An “audience choice award” was announced and voted on at the conference, but mysteriously the results were never released… far be it for us to indulge in conspiracy theories, but we did have our hopes up!

Impact and lessons learned

The multikernel paper has arguably proven influential in the research community; most significantly it established a term for a new point in the OS design space, and led to follow-on work both by the Barrelfish team and others. For example, 2010’s An Analysis of Linux Scalability to Many Cores was in some ways an explicit response to the multikernel proposal. Popcorn showed how to turn Linux into a multikernel. More recently, LegoOS applied a multikernel design to disaggregated servers.

Systems such as Arrakis and FlexNIC not only leveraged the multikernel design, but built on the Barrelfish codebase (helping validate all the work we put into open source). LXDs borrowed and refined the shared-memory message-passing protocol we developed for Barrelfish, along with the AC async framework for using it effectively. Although most of the founding members have moved on, Barrelfish remains an active project. Besides the Enzian system, Barrelfish is also used for teaching advanced OS courses at ETH Zurich and UT Austin.

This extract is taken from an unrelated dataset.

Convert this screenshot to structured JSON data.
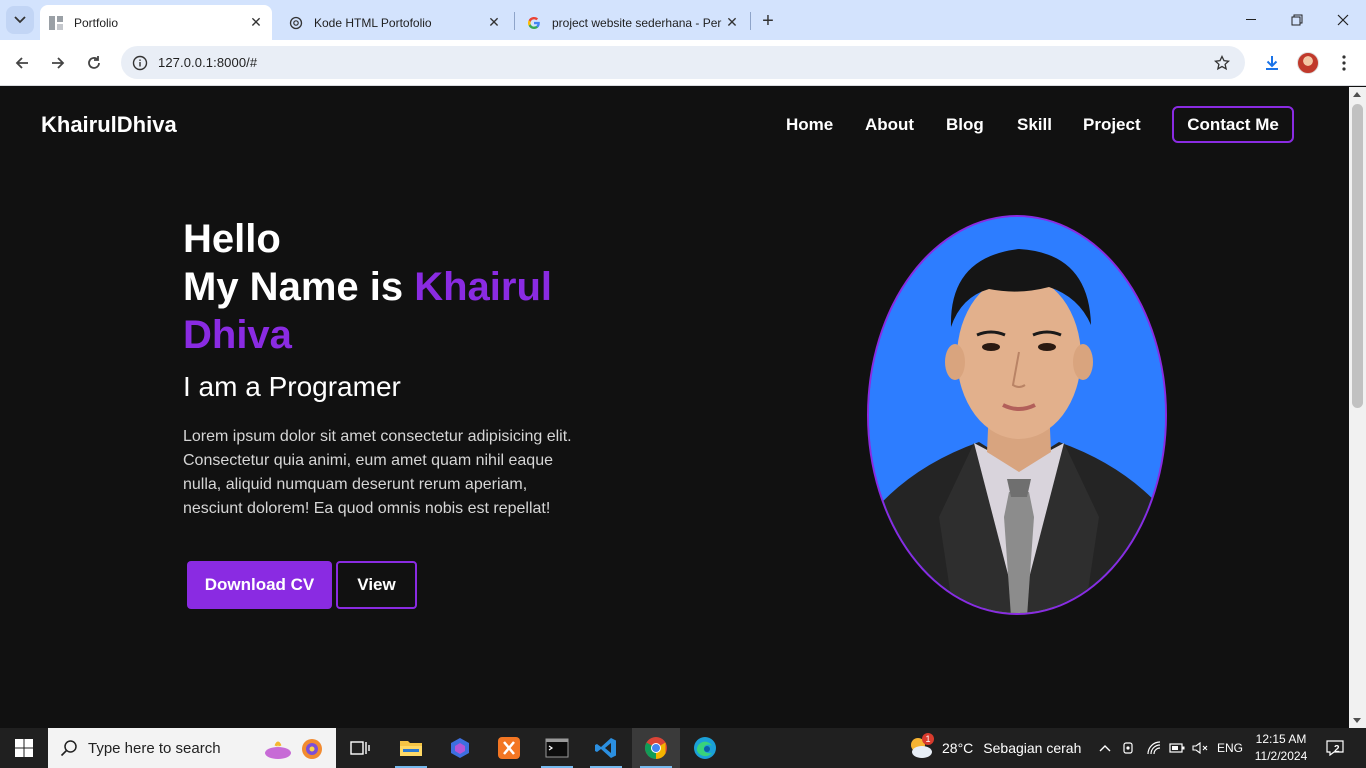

If there’s a final takeaway message here for the OS research community, perhaps it’s that we should continue to encourage the risky business of building systems for blue-sky research. In simplistic terms of research output measured as papers over time, the first three years of Barrelfish were highly unproductive, and the effort we put into building and demoing a complete system was irrelevant. Yet, it seems notable that of the 23 papers presented at SOSP 2009, three described new research OSes (seL4, Helios, and Barrelfish), and two of those three are now in the SIGOPS Hall of Fame. If we had instead spent our time incrementally extending Linux or Windows, would we be reminiscing about it a decade later? Probably not.

Acknowledgements

Thanks are due to Paul Barham, Rebecca Isaacs, Simon Peter and Timothy Roscoe for feedback on this article, and to the many other contributors to Barrelfish.